Regarding whether Cole should be on the hook for the arbitrator’s fees, the court ruled against Burns Security. The decision noted that forcing a plaintiff to pay the arbitrator’s fees would suppress any legal action against a company. If a potential plaintiff knew that, in the case of a loss, they would be on the line for all or part of the arbitrator fees, many would choose not to take the risk. The opinion issued by the D.C. circuit court found that compelling a plaintiff to pay the arbitrator fees would violate statutory rights and curtail justice.

It is the employer mandating the settlement of disputes through arbitration. If the employer did not force the employee to sign a pre-dispute arbitration agreement, the employee (or ex-employee in many cases) would be free to avail themselves of the court. A case heard in a courtroom would not require the employee to pay the judge’s salary in the event of a losing verdict.

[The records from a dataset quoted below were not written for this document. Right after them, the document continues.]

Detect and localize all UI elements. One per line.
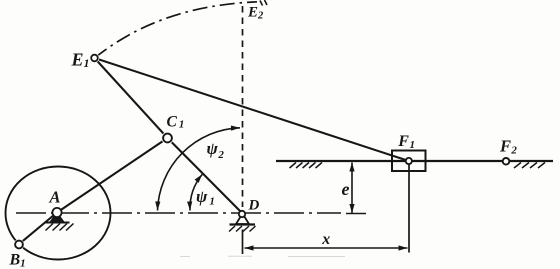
svg-text:ψ2: ψ2 (207, 139, 225, 161)
svg-text:E1: E1 (71, 49, 90, 70)
slider block at F1 (392, 151, 426, 172)
link A-C1 (57, 138, 168, 213)
pin joint C1 (161, 132, 173, 144)
svg-text:x: x (321, 231, 330, 248)
faint scan specks line (180, 255, 345, 257)
ground hatching on guide line left (290, 163, 323, 169)
slider guide line through F1 and F2 (276, 160, 553, 162)
pin joint A (52, 208, 61, 217)
link B1-A (19, 213, 57, 245)
tick marks at arc end near E2 (260, 0, 267, 6)
extension line below D (242, 230, 244, 255)
dashed vertical line through D and E2 (242, 6, 244, 207)
psi1 angle arc (190, 174, 202, 210)
svg-text:ψ1: ψ1 (196, 187, 215, 208)
link E1-F1 (95, 58, 409, 161)
psi2 angle arc (158, 128, 241, 211)
ground symbol at D (229, 214, 256, 232)
pin joint E1 (90, 53, 100, 63)
ground symbol at A (46, 213, 74, 231)
svg-text:B1: B1 (9, 252, 26, 269)
svg-text:D: D (248, 197, 260, 213)
coupler-point arc E1 to E2 (dash-dot) (95, 2, 258, 58)
crank circle (path of B about A) (6, 167, 111, 260)
pin joint B1 (14, 239, 25, 250)
svg-text:F1: F1 (397, 133, 415, 151)
extension line below F1 (408, 163, 410, 253)
centerline last dash (346, 213, 366, 215)
svg-text:F2: F2 (499, 136, 517, 156)
dimension x (horizontal) (245, 247, 408, 249)
dimension e (vertical) (351, 163, 353, 214)
svg-text:E2: E2 (247, 5, 264, 22)
centerline through A and D (dash-dot) (16, 212, 341, 214)
pin joint D (239, 211, 245, 217)
ground hatching on guide line right of F2 (514, 163, 545, 169)
pin joint F2 (503, 158, 510, 165)
svg-text:A: A (49, 188, 61, 207)
svg-text:e: e (342, 179, 350, 199)
svg-text:C1: C1 (167, 114, 185, 131)
link C1-D (168, 138, 243, 214)
pin joint F1 (406, 158, 412, 164)
link E1-C1 (95, 58, 168, 138)
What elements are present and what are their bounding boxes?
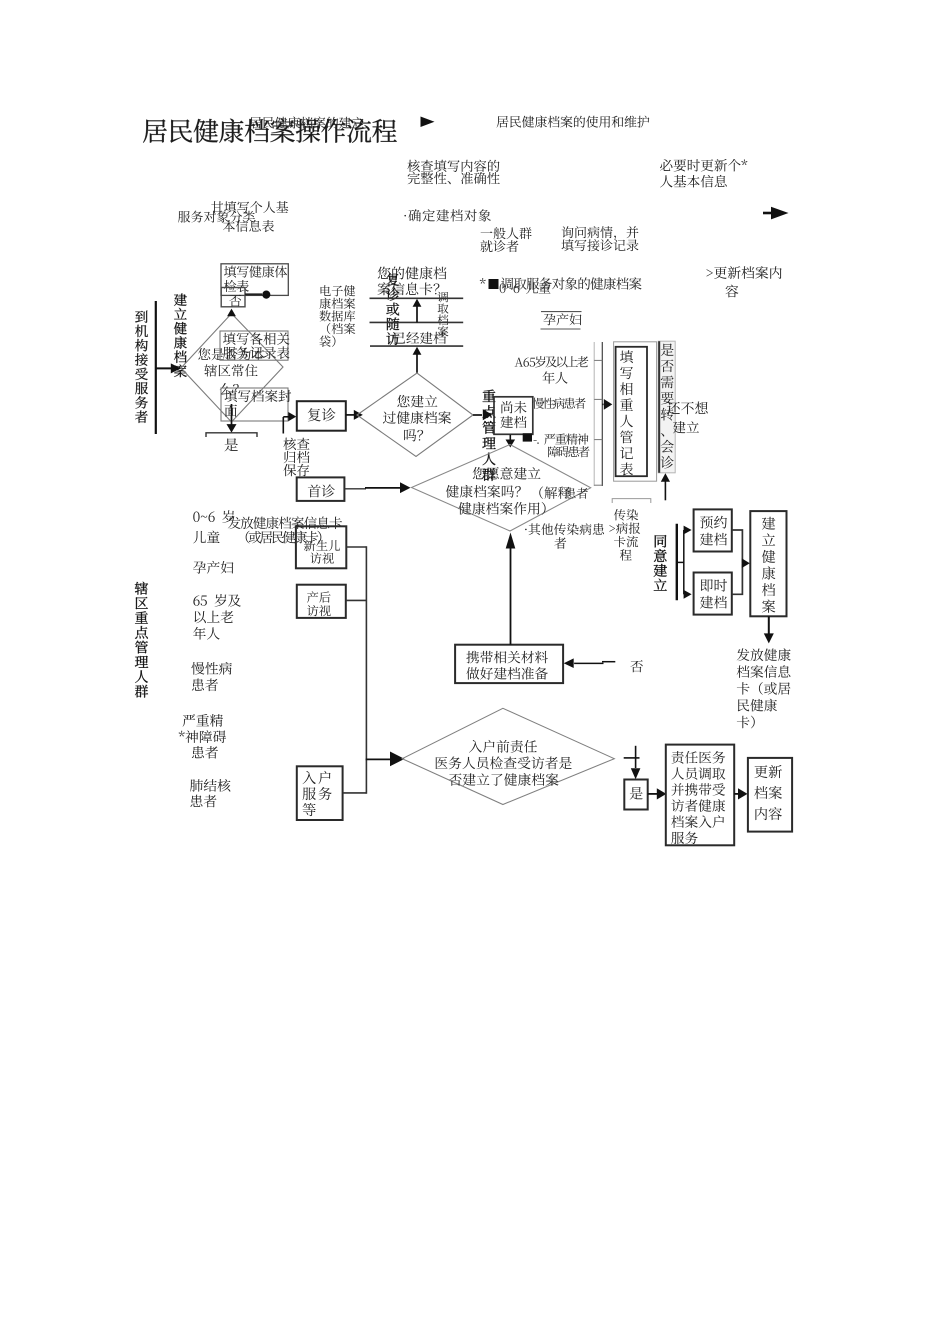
box text 即时 [701,579,727,592]
ladder rung4 [594,484,602,486]
box 是否需要转会诊 [658,341,675,473]
box outer 填写相重人管记表 [614,342,657,481]
box text 等 [303,803,316,816]
arrowhead into 责任医务 [657,788,667,799]
left edge 是否需要转会诊 [658,341,660,473]
arrowhead down 发放 [764,633,774,643]
wire 首诊 b [365,487,400,489]
overlap 还不想 [667,401,708,414]
stem down to 是2 [635,746,637,768]
arrowhead into d2 [354,410,363,420]
wire 责任医务 out [734,793,741,795]
box text 建档 [500,416,526,428]
note 传染 [614,509,638,521]
wire ladder to box [602,403,603,405]
wire 首诊 a [344,488,366,490]
box 入户服务等 [297,766,343,820]
rule above 孕产妇 [541,311,582,313]
branch spine [676,524,678,601]
stem down to 是 [231,404,233,425]
note 归档 [284,451,310,463]
box text 检表 [224,280,249,292]
hline1 [370,297,464,299]
q 您的健康档 [378,266,447,279]
arrowhead into d3 [506,440,516,448]
branch tick [677,561,684,563]
box 新生儿访视 [296,526,346,568]
box 否 [221,288,245,307]
box inner 填写相重人管记表 [616,347,647,476]
stem d1 to 否 [231,313,233,316]
box 填写档案封面 [221,388,288,421]
branch vertical [683,530,685,594]
heading 居民健康档案的使用和维护 [497,116,650,128]
cat 岁及以上老 [535,356,588,367]
note line1 [407,160,499,172]
note 一般人群 [481,227,532,239]
box text 并携带受 [671,783,725,796]
cat 0~6岁 [193,510,234,523]
note 或居民健康卡 [246,531,322,544]
cat 者 [554,537,566,549]
arrowhead into 预约建档 [684,526,692,535]
wire 否 to dot [245,293,262,295]
ladder rung3 [594,439,602,441]
stem up into 是否需要 [664,479,666,500]
arrowhead up1 [413,299,422,307]
note 服务对象分类 [178,211,255,223]
diamond 您是否为本辖区常住 [181,314,283,423]
box 尚未建档 [494,397,533,435]
vtext 填写相重人管记表 [620,350,633,475]
note 病报 [609,522,640,534]
d3 解释 overlap [539,486,570,499]
q 案信息卡 [377,282,439,295]
vtext 建立健康档案 box [762,517,776,613]
box 即时建档 [694,573,732,615]
big arrowhead into d4 [390,752,405,767]
cat 慢性病 [191,662,231,675]
note 程 [620,549,632,560]
note 卡流 [614,536,638,548]
arrowhead up into 是否需要 [661,473,670,482]
arrowhead into 尚未建档 [483,409,493,420]
box 首诊 [297,477,345,501]
box 复诊 [297,401,346,431]
arrow stem up1 [416,305,418,322]
box text 产后 [307,591,331,602]
vtext 同意建立 [654,535,667,591]
note 保存 [283,464,309,476]
elbow vertical [282,417,284,434]
wire 即时建档 out [732,563,743,594]
note 否2 [630,660,642,672]
cat 肺结核 [190,779,230,792]
box text 填写各相关 [223,332,289,344]
box text 首诊 [308,484,335,497]
box text 复诊 [308,408,336,421]
stem down 发放 [768,616,770,634]
note 本信息表 [223,220,274,232]
box 预约建档 [694,509,732,551]
d2 您建立 [397,395,437,408]
note 电子健 [321,285,356,296]
arrow stem up2 [416,353,418,373]
d4 入户前责任 [469,740,537,753]
vtext 到机构接受服务者 [135,311,148,423]
box text 人员调取 [671,767,725,779]
note 是 [225,438,238,451]
note 必要时更新个 [660,159,747,172]
box text 预约 [700,516,727,529]
box text 新生儿 [304,540,340,551]
box text 服务 [303,787,332,800]
note 卡或居 [737,682,791,695]
ladder right line [601,342,603,486]
d3 您愿意建立 [473,467,541,480]
note 民健康 [738,699,777,712]
note 袋 [320,335,336,346]
cat 严重精 [183,714,223,727]
partial box 传染病报卡 [612,499,651,503]
stub 产后访视 [346,599,367,601]
arrowhead up2 [413,347,422,355]
wire 是2 out [648,793,657,795]
tick d4 out [624,757,640,759]
box text 填写档案封 [225,390,292,403]
note 调取服务对象的健康档案 [501,277,642,290]
note 询问病情并 [562,226,639,239]
d4 否建立了健康档案 [449,773,559,786]
box 填写健康体检表 [221,264,288,296]
note 更新档案内 [706,266,781,279]
wire into d4 [366,758,390,760]
big arrow right [763,207,789,220]
overlap 0~6 儿童 [500,282,551,294]
black square marker [523,433,532,441]
box text 更新 [754,765,782,778]
box text 访视2 [307,605,331,616]
cat 年人2 [193,627,220,640]
cat 65岁及 [193,594,241,607]
note 发放健康档案信息卡 [228,516,342,529]
stem 携带 up to d3 [510,548,512,645]
d1 么 [220,383,239,395]
rule below 孕产妇 [541,328,581,330]
arrowhead down to 是 [227,424,237,433]
box text 入户 [303,771,331,784]
vtext 是否需要转会诊 [661,343,674,468]
cat 障碍患者 [548,446,590,457]
stub 新生儿访视 [346,546,366,548]
note 确定建档对象 [404,209,491,221]
note 数据库 [319,310,355,321]
d3 健康档案吗 [446,485,521,498]
box text 责任医务 [671,751,725,764]
hline2 [370,321,464,323]
cat 儿童 [193,531,220,544]
box text 建档3 [700,596,727,609]
box text 做好建档准备 [466,667,547,680]
box 填写各相关服务记录表 [220,331,288,360]
note 填写个人基 [211,201,288,213]
arrowhead into 建立健康档案 [742,558,750,568]
arrowhead into 是2 [631,768,641,779]
cat 以上老 [194,611,233,624]
entry arrowhead [171,363,181,373]
cat 孕产妇2 [193,561,233,574]
note 就诊者 [480,240,518,252]
vtext 复诊或随访 [386,273,399,345]
cat 年人 [542,371,567,383]
stem 尚未建档 to d3 [509,435,511,440]
d2 吗 [404,429,423,441]
box 产后访视 [297,585,346,618]
box text 服务2 [671,831,697,844]
box text 服务记录表 [223,346,290,359]
entry vertical line [155,301,157,434]
cat 严重精神 [534,433,589,444]
box text 档案入户 [671,815,724,828]
cat 神障碍 [179,730,226,743]
title 居民健康档案操作流程 [143,119,397,143]
entry arrow stem [156,367,172,369]
wire 复诊 to d2 [346,414,355,416]
arrowhead into 携带相关材料 [564,658,574,668]
box text 访视 [310,553,334,564]
arrowhead into 更新档案内容 [738,788,748,799]
note 档案信息 [737,665,791,678]
cat 其他传染病患 [525,523,604,535]
note 人基本信息 [660,175,727,188]
stub 入户服务 [343,792,367,794]
collector vertical [365,546,367,793]
diamond 入户前责任 [402,708,614,804]
vtext 调取档案 [438,292,449,337]
d2 过健康档案 [383,411,451,424]
arrowhead into 填写相重人管记表 [604,399,613,410]
arrowhead to 否 [227,309,236,317]
ladder left line [593,342,595,486]
arrowhead into 复诊 [288,412,296,421]
box 建立健康档案 [750,511,786,616]
box text 填写健康体 [224,265,287,277]
note 康档案 [319,298,355,309]
asterisk [480,278,486,284]
cat 患者3 [192,746,218,759]
note line2 [408,172,500,184]
note 填写接诊记录 [562,239,639,251]
note 核查 [283,438,309,450]
box 责任医务人员调取并携带受访者健康档案入户服务 [666,745,734,846]
overlap title 居民健康档案的建立 [250,117,364,129]
overlap 患者 [565,488,588,499]
wire 预约建档 out [732,530,743,563]
box text 尚未 [501,401,526,413]
wire 否 b [602,661,615,663]
cat 患者4 [190,795,216,808]
box text 内容 [755,807,781,820]
diamond 您建立过健康档案吗 [357,373,473,457]
vtext 重点管理人群 [482,390,495,481]
box text 面 [225,405,237,417]
filled square bullet [489,279,499,289]
note 发放健康 [737,648,791,661]
arrowhead 首诊 into d3 [400,482,411,493]
cat 慢性病患者 [532,398,585,409]
wire 否 a [574,662,603,664]
box text 是2 [630,787,643,800]
hline3 [370,345,463,347]
overlap 建立 [673,421,699,433]
ladder rung1 [594,359,602,361]
ladder rung2 [594,398,602,400]
box text 访者健康 [671,799,725,812]
long arrowhead up into d3 [506,533,516,549]
wire d2 to 尚未建档 [473,414,482,416]
box 更新档案内容 [748,758,792,832]
box 是2 [624,780,647,810]
junction dot [262,291,270,299]
note 容 [725,285,738,298]
vtext 辖区重点管理人群 [135,582,148,698]
arrowhead into 即时建档 [684,590,692,599]
elbow horizontal [283,416,289,418]
box 携带相关材料做好建档准备 [455,645,563,683]
bullet triangle top [421,117,435,128]
d1 辖区常住 [204,364,257,376]
box text 否 [229,295,241,307]
box text 建档2 [700,533,727,546]
note 卡2 [737,716,755,729]
是 underline [206,433,257,437]
note 孕产妇 top [543,313,581,325]
box text 档案2 [754,786,782,799]
diamond 您愿意建立健康档案吗 [412,445,591,532]
note 已经建档 [394,332,446,344]
d3 健康档案作用 [458,502,545,515]
cat 患者2 [192,678,218,691]
note 档案 [327,323,355,334]
d1 您是否为本 [198,348,264,360]
cat A65 [515,358,536,367]
vtext 建立健康档案 [174,294,187,378]
box text 携带相关材料 [466,651,548,664]
d4 医务人员检查受访者是 [435,756,571,769]
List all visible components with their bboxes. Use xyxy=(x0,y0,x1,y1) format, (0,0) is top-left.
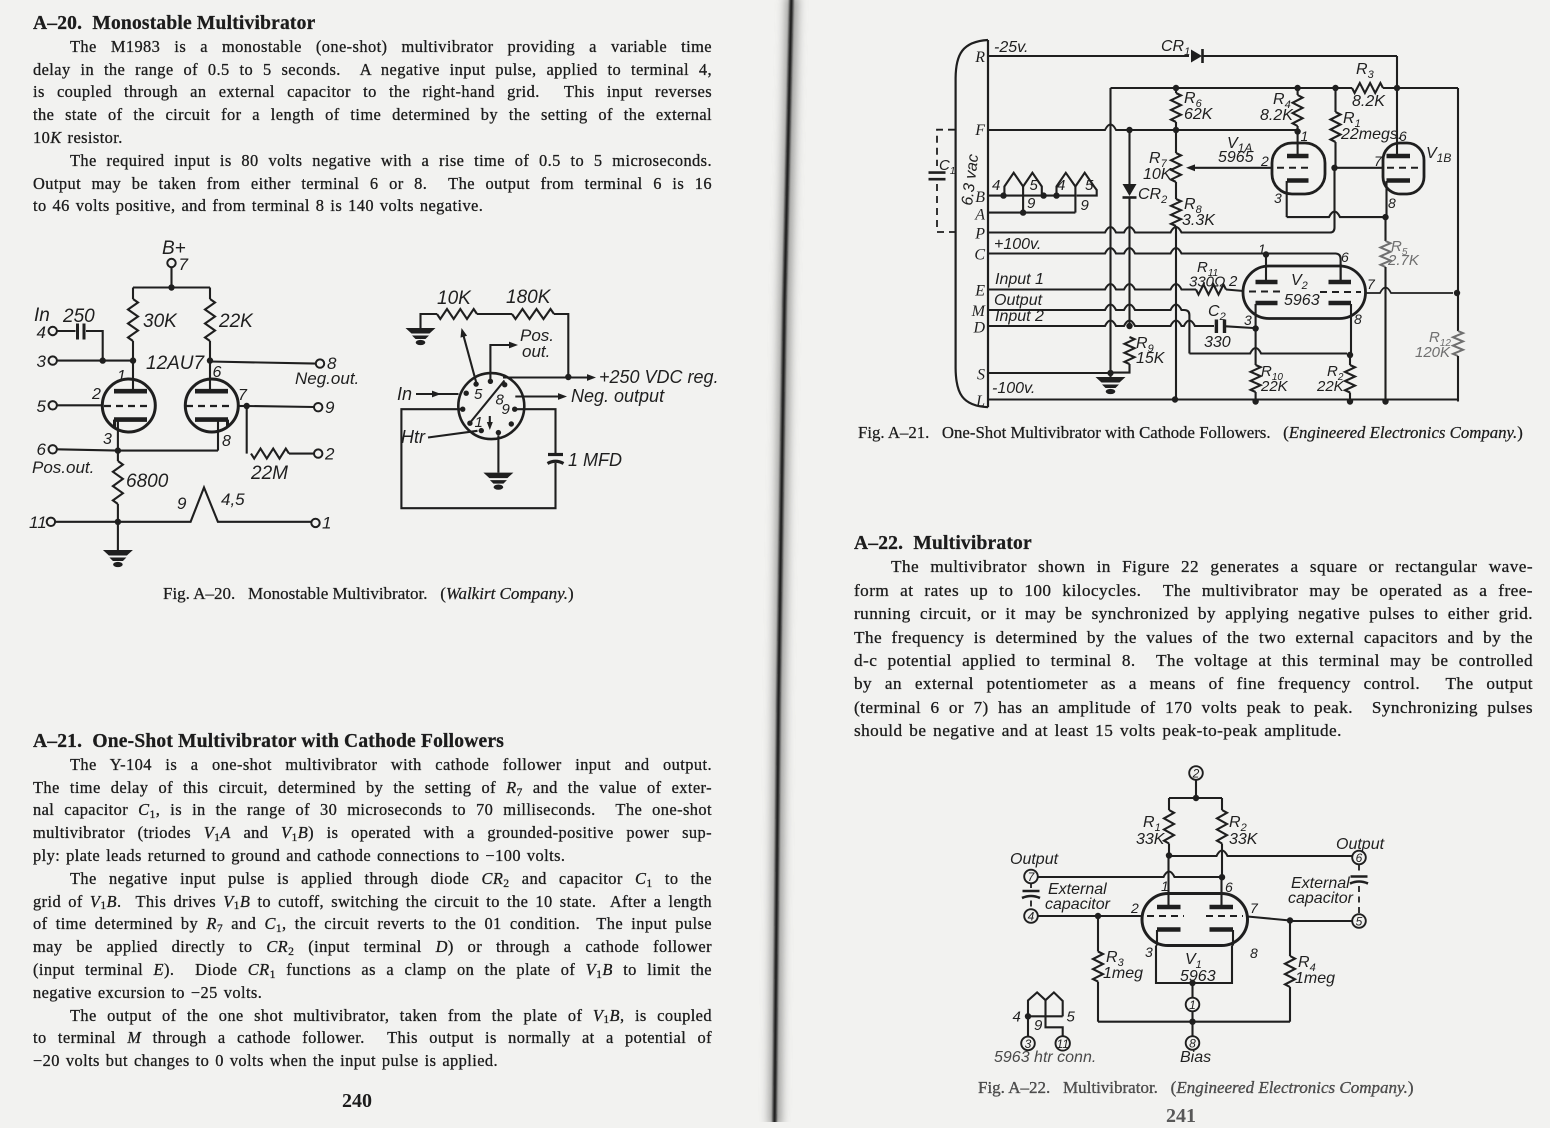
svg-text:330: 330 xyxy=(1204,334,1231,351)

Conclusion: Employers Can’t Have Their Cake and Eat it Too

While Cole did not win his lawsuit against Burns Security for racial discrimination, his case was ultimately a victory for workers. In their final ruling, the D.C. Court of Appeals made it clear that if an employer is going to mandate the resolution of disputes through arbitration, they must also bear the responsibility of covering the arbitrator’s fees. Arbitration is widely viewed as beneficial for employers. They enjoy lower costs compared to courtroom litigation, speedier resolution, and secrecy. Companies can’t enjoy the benefits gained through arbitration and then shift the expense to their employees.